In this study, we performed CUMS modeling and explored the role and mechanism of leonurine in CUMS rat model by in vivo experiments, 16S rDNA high-throughput sequencing and metabolomics analysis. Our study revealed for the first time that leonurine modulated hippocampal nerve regeneration in CUMS rats via SHH/GLI signaling pathway and restoring gut microbiota and microbial metabolic homeostasis. This study provides a reference for exploring the mechanism of action of leonurine in depression.

Data Availability

The datasets used and analysed during the current study are available from the corresponding author on reasonable request.

Ethical Approval

This study was approved by the Laboratory Animal Ethics Committee of the Hunan University of Chinese Medicine and carried out according to the guidelines for the care and use of laboratory animals and the principles of laboratory animal care and protection (LL2020111001).

Conflicts of Interest

The authors declare that they have no conflict of interest.

Authors’ Contributions

Pan Meng, Xi Zhang, Dandan Li, Xiaoye Wang, and Jinwen Ge contributed to the conception and design of the study.

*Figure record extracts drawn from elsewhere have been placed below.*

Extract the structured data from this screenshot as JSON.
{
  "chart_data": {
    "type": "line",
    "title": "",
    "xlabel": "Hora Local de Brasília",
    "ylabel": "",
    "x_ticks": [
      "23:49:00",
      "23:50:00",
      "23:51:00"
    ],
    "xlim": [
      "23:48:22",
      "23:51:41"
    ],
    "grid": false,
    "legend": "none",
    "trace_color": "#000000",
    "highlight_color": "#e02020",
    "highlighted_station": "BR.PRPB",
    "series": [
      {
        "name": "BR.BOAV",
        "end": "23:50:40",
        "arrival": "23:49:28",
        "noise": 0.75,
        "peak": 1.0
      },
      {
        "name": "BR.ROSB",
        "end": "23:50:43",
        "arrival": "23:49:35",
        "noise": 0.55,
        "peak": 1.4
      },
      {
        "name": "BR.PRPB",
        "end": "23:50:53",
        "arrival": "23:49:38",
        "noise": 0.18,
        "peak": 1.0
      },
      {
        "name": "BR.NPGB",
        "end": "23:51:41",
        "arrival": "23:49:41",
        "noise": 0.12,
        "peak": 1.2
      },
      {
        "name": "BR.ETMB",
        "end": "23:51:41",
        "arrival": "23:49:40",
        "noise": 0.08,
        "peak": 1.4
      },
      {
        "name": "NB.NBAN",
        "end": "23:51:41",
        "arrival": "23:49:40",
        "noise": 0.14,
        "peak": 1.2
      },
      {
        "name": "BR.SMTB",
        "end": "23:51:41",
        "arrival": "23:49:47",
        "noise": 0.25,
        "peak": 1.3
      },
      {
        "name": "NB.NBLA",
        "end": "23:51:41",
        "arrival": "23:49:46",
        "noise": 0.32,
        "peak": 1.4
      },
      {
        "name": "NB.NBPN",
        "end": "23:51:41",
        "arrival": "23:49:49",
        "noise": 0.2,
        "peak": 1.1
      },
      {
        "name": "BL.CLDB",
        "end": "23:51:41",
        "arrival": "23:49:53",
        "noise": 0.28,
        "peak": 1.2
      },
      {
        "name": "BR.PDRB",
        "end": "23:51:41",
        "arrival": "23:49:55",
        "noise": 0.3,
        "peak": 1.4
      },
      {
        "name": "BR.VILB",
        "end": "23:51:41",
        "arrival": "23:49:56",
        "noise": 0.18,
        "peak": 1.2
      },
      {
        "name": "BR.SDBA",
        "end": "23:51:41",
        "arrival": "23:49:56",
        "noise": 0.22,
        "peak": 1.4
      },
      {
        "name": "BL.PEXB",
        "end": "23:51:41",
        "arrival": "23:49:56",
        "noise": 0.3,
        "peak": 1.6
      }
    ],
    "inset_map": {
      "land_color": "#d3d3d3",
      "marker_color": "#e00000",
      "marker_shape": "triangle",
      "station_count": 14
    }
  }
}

Pan Meng, Hui Yang, and Xiaoyuan Lin collected the information. Pan Meng wrote the first draft of the manuscript. Hongqing Zhao, Ping Li, and Yuhong Wang wrote sections of the manuscript. All authors have revised, read, and approved the final version of the manuscript.

Acknowledgments

This work was funded by grants from the National Natural Science Foundation of China (No.81403387), the Outstanding Youth Project of Natural Science Foundation of Hunan Province (No.2020JJ3027), Excellent Postdoctoral Innovative Talents of Hunan Province (No.2020RC2060), the Training Plan of Outstanding Innovative Youth of Changsha (No.kq2009018), Natural Science Foundation of Hunan Province (2019JJ50432).